2. Reading expands knowledge. The more you read, the more you increase your knowledge of the world. Non-fiction helps you understand current events, science, technology, relationships and even your own pets. Meanwhile, reading fiction gives you insights into human behavior and motivation. Reading expands your view of the outside world.

3. Reading helps increase vocabulary and writing skills. As any professional writer can tell you, if you want to improve your writing and vocabulary, read a lot of books. Be aware of the writing styles too. As you read, it’s helpful to keep a dictionary handy in case you come across unfamiliar terms. Author Susan Reynolds in Psychology Today suggests firing up your writing brain by reading complex literary and non-fiction subjects, like science and art, which forces your brain to think more deeply, a skill that will help you become a better writer.

4. Reading is a form of relaxation and helps reduce stress. The most relaxing activity I know of is reading. Even reading for 15 minutes a day can slow down your heart rate and help you find your center again. Reading provides an escape from the pressures and problems of your day.

5. Reading increases tolerance for life’s uncertainties. A study cited in The Atlantic magazine finds that reading and writing can increase a person’s tolerance for uncertainty. Study participants who read short stories were less likely to need cognitive closure – to reach a conclusion quickly or were less likely to have an aversion to ambiguity and confusion. Reading teaches them that sometimes there are no clear cut solutions to problems and that not all stories end happily or at all. Fiction readers, especially those who were avid readers, were able to think more creatively and not get tied down to one idea.
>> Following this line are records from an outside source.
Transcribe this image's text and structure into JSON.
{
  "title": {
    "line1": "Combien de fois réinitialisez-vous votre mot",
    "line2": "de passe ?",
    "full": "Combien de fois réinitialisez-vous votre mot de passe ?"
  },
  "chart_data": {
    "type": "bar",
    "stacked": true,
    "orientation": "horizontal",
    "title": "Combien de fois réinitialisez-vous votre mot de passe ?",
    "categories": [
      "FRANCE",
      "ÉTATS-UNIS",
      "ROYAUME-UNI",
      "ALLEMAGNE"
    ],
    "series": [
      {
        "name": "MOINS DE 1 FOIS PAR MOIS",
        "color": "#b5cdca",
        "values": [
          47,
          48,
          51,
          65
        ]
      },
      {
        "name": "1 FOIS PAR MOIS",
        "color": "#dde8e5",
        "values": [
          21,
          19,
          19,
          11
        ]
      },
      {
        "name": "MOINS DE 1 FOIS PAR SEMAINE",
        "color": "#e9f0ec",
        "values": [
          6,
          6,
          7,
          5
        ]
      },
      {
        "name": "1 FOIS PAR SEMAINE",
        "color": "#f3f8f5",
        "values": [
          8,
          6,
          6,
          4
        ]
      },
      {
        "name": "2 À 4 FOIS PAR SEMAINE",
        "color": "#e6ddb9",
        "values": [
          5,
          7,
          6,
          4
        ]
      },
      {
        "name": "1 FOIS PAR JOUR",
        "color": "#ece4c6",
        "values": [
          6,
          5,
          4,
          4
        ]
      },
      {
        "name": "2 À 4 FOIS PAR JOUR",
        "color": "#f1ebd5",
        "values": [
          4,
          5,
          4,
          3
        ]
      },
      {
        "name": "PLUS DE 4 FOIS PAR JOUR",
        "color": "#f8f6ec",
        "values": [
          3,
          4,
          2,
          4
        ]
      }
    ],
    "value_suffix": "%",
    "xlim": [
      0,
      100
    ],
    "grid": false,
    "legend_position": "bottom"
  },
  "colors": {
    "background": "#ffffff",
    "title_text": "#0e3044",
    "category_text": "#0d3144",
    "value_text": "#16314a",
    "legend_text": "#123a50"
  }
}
6. Reading teaches empathy. An article in Real Simple magazine suggests that reading can help you understand a person’s emotions and motivations. By reading about different characters, whether fictional or true, readers can observe human behavior in action. When dealing with real life scenarios, they’re more likely to empathize with people going through difficulties.

7. Reading provides quality “Me Time.” Life can be stressful, and sometimes you want to get away from it all. But if you can’t take a vacation, immersing yourself in a good book is the next best thing. Think of it as a vacation for your mind. And because reading is a solo activity, it provides the quality “Me Time” most people crave.

8. Reading improves critical and analytical thinking skills. If you’ve ever read a spy thriller or a mystery novel and followed the clues to figure out “whodunit,” you’ve learned to use your analytical skills to solve the mystery on your own. Likewise, quietly observing plot development, character development, dialogue and story structure as you read along improves your thinking skills. But you don’t have to read just mysteries to achieve this. Non-fiction books can do the trick as well.

9. Reading helps improve focus and concentration. When you spend time alone with a book, the rest of the world just seems to fall away. When you read, you block out all outside distractions. It helps to turn off the TV and the radio too, which do little to build your brain’s cognitive function. The more complex the book, the more concentration and focus will be required.

10. Reading sets an example for kids. A friend of mine, who is an avid reader, once told me that she reads in front of her two young toddler sons so she can set an example for them. Studies back this up. Kids can develop an interest in reading early on simply by watching their parents read, or better yet, hearing their parents read out loud to them.

11. Reading can help you sleep better. Studies show that reading before bedtime can improve the quality of your sleep, as long as you read a printed book rather than an e-reader or tablet. The light from these devices can interfere with sleep. I’ve had nights when I lie awake at 4 a.m. and can’t get back to sleep. After reading for a half hour or so, I’m drowsy enough to get back to sleep.

12. Reading provides cheap entertainment. Reading is one of the cheapest forms of entertainment you can find. It doesn’t cost much to read a book (unless you purchased the book brand new). The only cost is the cost of the book, but even that can be minimized if you buy second-hand or borrow it. If you’re on a budget, reading is a low-cost option to entertaining yourself.